Acclaimed Paris-Madrid Rally heralds the launch of Rally Round


The 2014 Paris-Madrid Rally (22-25 May) was judged a great success by participants, despite less than glorious weather. The overall winner of the Charles Jarrott Trophy for the second successive year, in his 1938 Alfa Romeo 6C SS Torpedino, Alastair Caldwell was quick to praise the route and the road book, while many others complimented the event's impeccable organisation and schedule, among them the Editor of Retro-Speed Magazine, Peter Baker, who said: "We thoroughly recommend Paris-Madrid, a great event and great fun but still a challenge."

Well-known Bentley competitor Roy Hatfield described it as "an excellent rally", while Doug Hill and Mike Timmins, driving the National Motor Museum's 1903 Napier, said they had "a wonderful time," in spite of several mechanical problems en route.

This all bodes well for the future, as - at the event's glamorous black-tie reception at Versailles - Director Liz Wenman unveiled a brand-new name for the organising company.

"We are pleased to announce that, as part of our ambitious plans to improve, develop and expand the scope of our events, H&H Classic Rallies has changed its name to Rally Round," she said.

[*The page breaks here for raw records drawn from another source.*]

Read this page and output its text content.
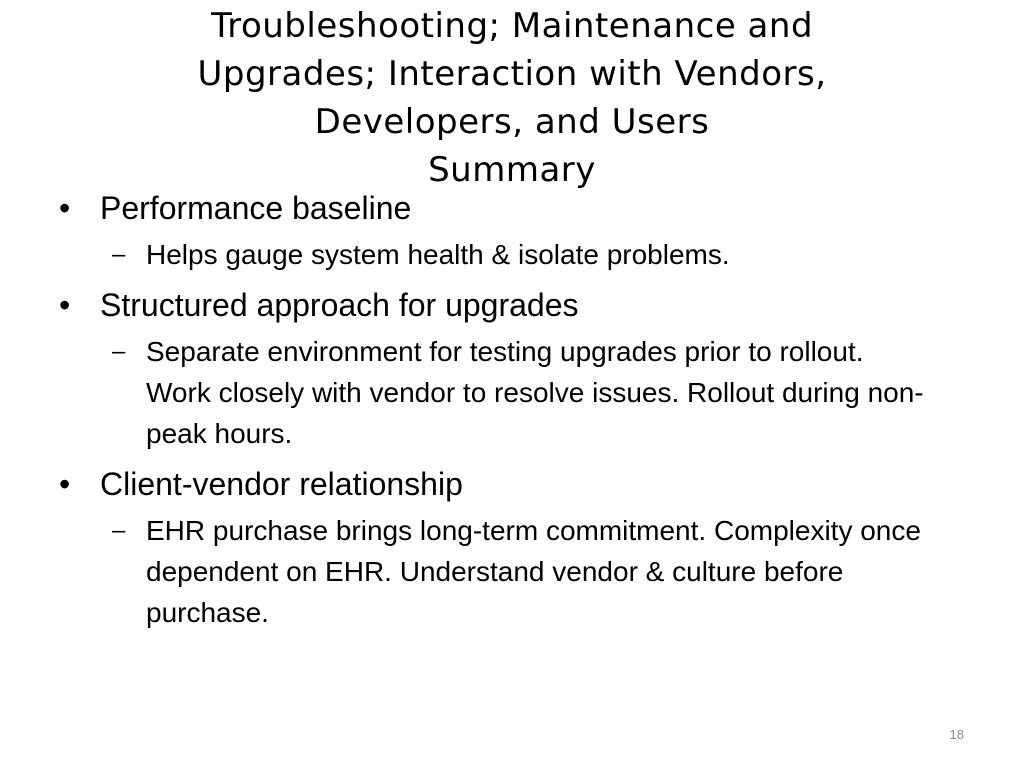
Troubleshooting; Maintenance and
Upgrades; Interaction with Vendors,
Developers, and Users
Summary
• Performance baseline
– Helps gauge system health & isolate problems.
• Structured approach for upgrades
– Separate environment for testing upgrades prior to rollout. Work closely with vendor to resolve issues. Rollout during non-peak hours.
• Client-vendor relationship
– EHR purchase brings long-term commitment. Complexity once dependent on EHR. Understand vendor & culture before purchase.
18
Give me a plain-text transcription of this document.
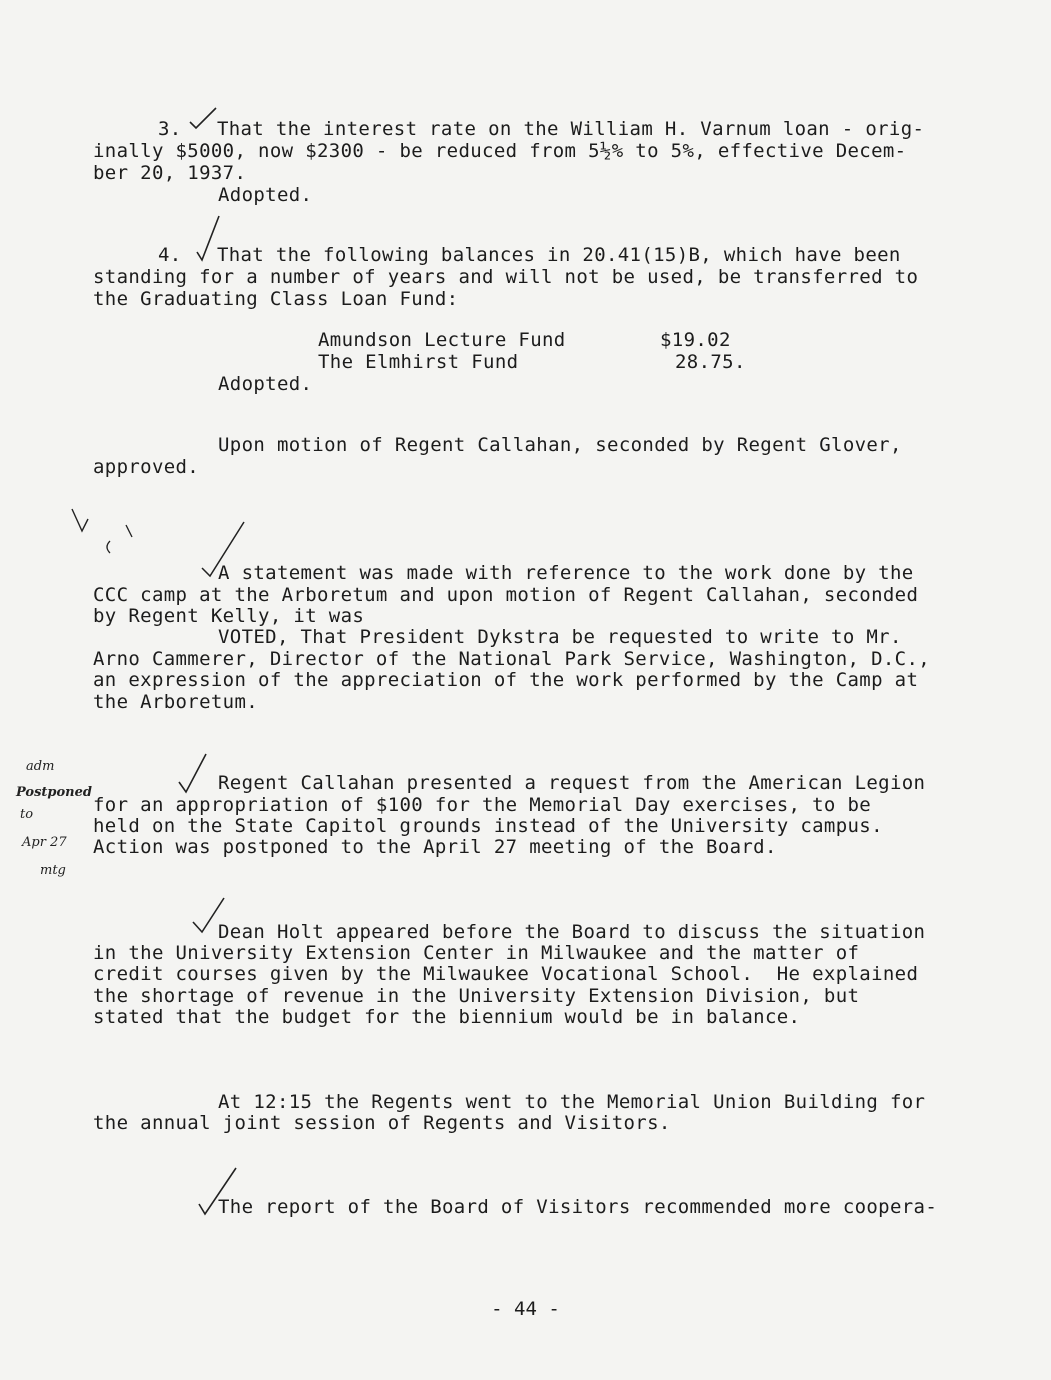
3.   That the interest rate on the William H. Varnum loan - orig-
inally $5000, now $2300 - be reduced from 5½% to 5%, effective Decem-
ber 20, 1937.
Adopted.
4.   That the following balances in 20.41(15)B, which have been
standing for a number of years and will not be used, be transferred to
the Graduating Class Loan Fund:
Amundson Lecture Fund	$19.02
The Elmhirst Fund	28.75.
Adopted.
Upon motion of Regent Callahan, seconded by Regent Glover,
approved.
A statement was made with reference to the work done by the
CCC camp at the Arboretum and upon motion of Regent Callahan, seconded
by Regent Kelly, it was
VOTED, That President Dykstra be requested to write to Mr.
Arno Cammerer, Director of the National Park Service, Washington, D.C.,
an expression of the appreciation of the work performed by the Camp at
the Arboretum.
adm
Postponed
to
Apr 27
mtg
Regent Callahan presented a request from the American Legion
for an appropriation of $100 for the Memorial Day exercises, to be
held on the State Capitol grounds instead of the University campus.
Action was postponed to the April 27 meeting of the Board.
Dean Holt appeared before the Board to discuss the situation
in the University Extension Center in Milwaukee and the matter of
credit courses given by the Milwaukee Vocational School.  He explained
the shortage of revenue in the University Extension Division, but
stated that the budget for the biennium would be in balance.
At 12:15 the Regents went to the Memorial Union Building for
the annual joint session of Regents and Visitors.
The report of the Board of Visitors recommended more coopera-
- 44 -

"The 2014 Paris-Madrid is the last contest under the H&H banner, but the team will continue to organise events under its new Rally Round identity, with the same focus on fabulous driving adventures, spectacular routes and great company, all hosted by an organisation that puts the customer first and has a safety record second to none. Indeed, we already have several exciting new Rally Round events to look forward to, including the luxurious Orient Express Rally i Italy (April 2015), The Thunder Dragon Rally in Bhutan (November 2015) and the thrilling Haka Classic Rally in New Zealand (November 2016).

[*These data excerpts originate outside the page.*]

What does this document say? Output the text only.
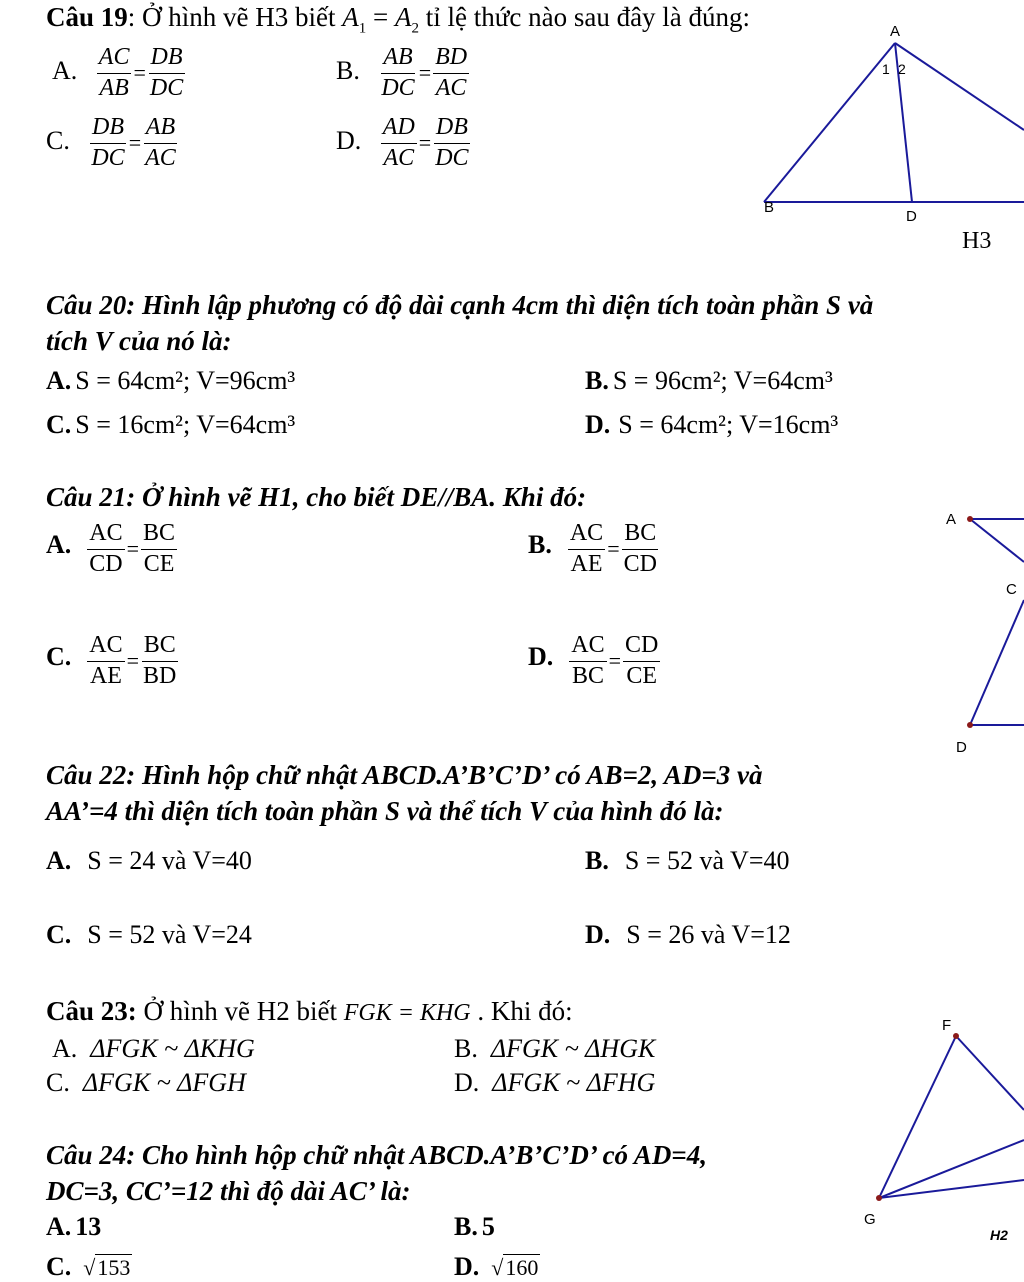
Câu 19: Ở hình vẽ H3 biết $A_1 = A_2$ tỉ lệ thức nào sau đây là đúng:
A. $\frac{AC}{AB} = \frac{DB}{DC}$	B. $\frac{AB}{DC} = \frac{BD}{AC}$
C. $\frac{DB}{DC} = \frac{AB}{AC}$	D. $\frac{AD}{AC} = \frac{DB}{DC}$
A
1 2
B
D
H3
Câu 20: Hình lập phương có độ dài cạnh 4cm thì diện tích toàn phần S và
tích V của nó là:
A. S = 64cm²; V=96cm³	B. S = 96cm²; V=64cm³
C. S = 16cm²; V=64cm³	D. S = 64cm²; V=16cm³
Câu 21: Ở hình vẽ H1, cho biết DE//BA. Khi đó:
A. $\frac{AC}{CD} = \frac{BC}{CE}$	B. $\frac{AC}{AE} = \frac{BC}{CD}$
C. $\frac{AC}{AE} = \frac{BC}{BD}$	D. $\frac{AC}{BC} = \frac{CD}{CE}$
A
C
D
Câu 22: Hình hộp chữ nhật ABCD.A’B’C’D’ có AB=2, AD=3 và
AA’=4 thì diện tích toàn phần S và thể tích V của hình đó là:
A. S = 24 và V=40	B. S = 52 và V=40
C. S = 52 và V=24	D. S = 26 và V=12
Câu 23: Ở hình vẽ H2 biết FGK = KHG . Khi đó:
A. ΔFGK ~ ΔKHG	B. ΔFGK ~ ΔHGK
C. ΔFGK ~ ΔFGH	D. ΔFGK ~ ΔFHG
F
G
H2
Câu 24: Cho hình hộp chữ nhật ABCD.A’B’C’D’ có AD=4,
DC=3, CC’=12 thì độ dài AC’ là:
A. 13	B. 5
C. √153	D. √160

Image removed by sender.Ms Wenman said: "Rally Round will continue to offer the ultimate rally experience," she said. "We believe that classic events should be supremely enjoyable as well as exciting, and our schedules are carefully planned to offer every participant a wealth of cultural and other experiences. Our events are uniquely designed to ensure that every competitor remains in contention for as long as possible, and we are careful to respect the age and value of participating cars, as we understand what they mean to their owners. We even offer an arrive-and-drive option for those who don't have a suitable machine."

That arrive-and-drive option proved a boon for Doug Hill and Mike Timmins on the Paris Madrid, for when their historic ex-Charles Jarrott Napier needed a rest, they were able to continue in an historic ex-Paddy Hopkirk Mini Cooper S provided by the organisers. Although the Napier was one of four cars unable to complete the entire three-day, 1,424km (885-mile) route under their own steam, it was nevertheless driven across the finish line to well-deserved applause, runner-up in the Pioneer Class to the 1915 Sunbeam of Mark Robinson and Simon Parfitt.

Class Two (Vintage under 2000cc) was won by James Mitchell and Anya Jackel in a 1936 MG TA 'Cream Cracker', while the honours in Class Three (Vintage over 2000cc) went to Dutch crew Cornelis Willemse and Herman Schipper in a rare 1937 Hudson Century, just 134 seconds behind the overall winning Alfa Romeo of Alastair Caldwell and Laurel Smith. Class Four (Postwar Classics) was won by Robert Keiffer and Michele Thiery in a 1955 Austin-Healey 100/4, ahead of the 1966 Jaguar E-Type of Marc Gordon and his daughter Rosa, remarkably just 11 years old, but already something of a rally veteran, who was presented with a special 'Youngest Navigator' award.

The Spirit of the Rally Award went to champion offshore powerboat racer Mel Hatton, navigated by Peter Hall in the event's smallest car, a 1928 Riley Brooklands, while the Best-Dressed Crew prize was awarded to Ludovic Bois and Julia Coleman in a 1938 Peugeot 402 Legere.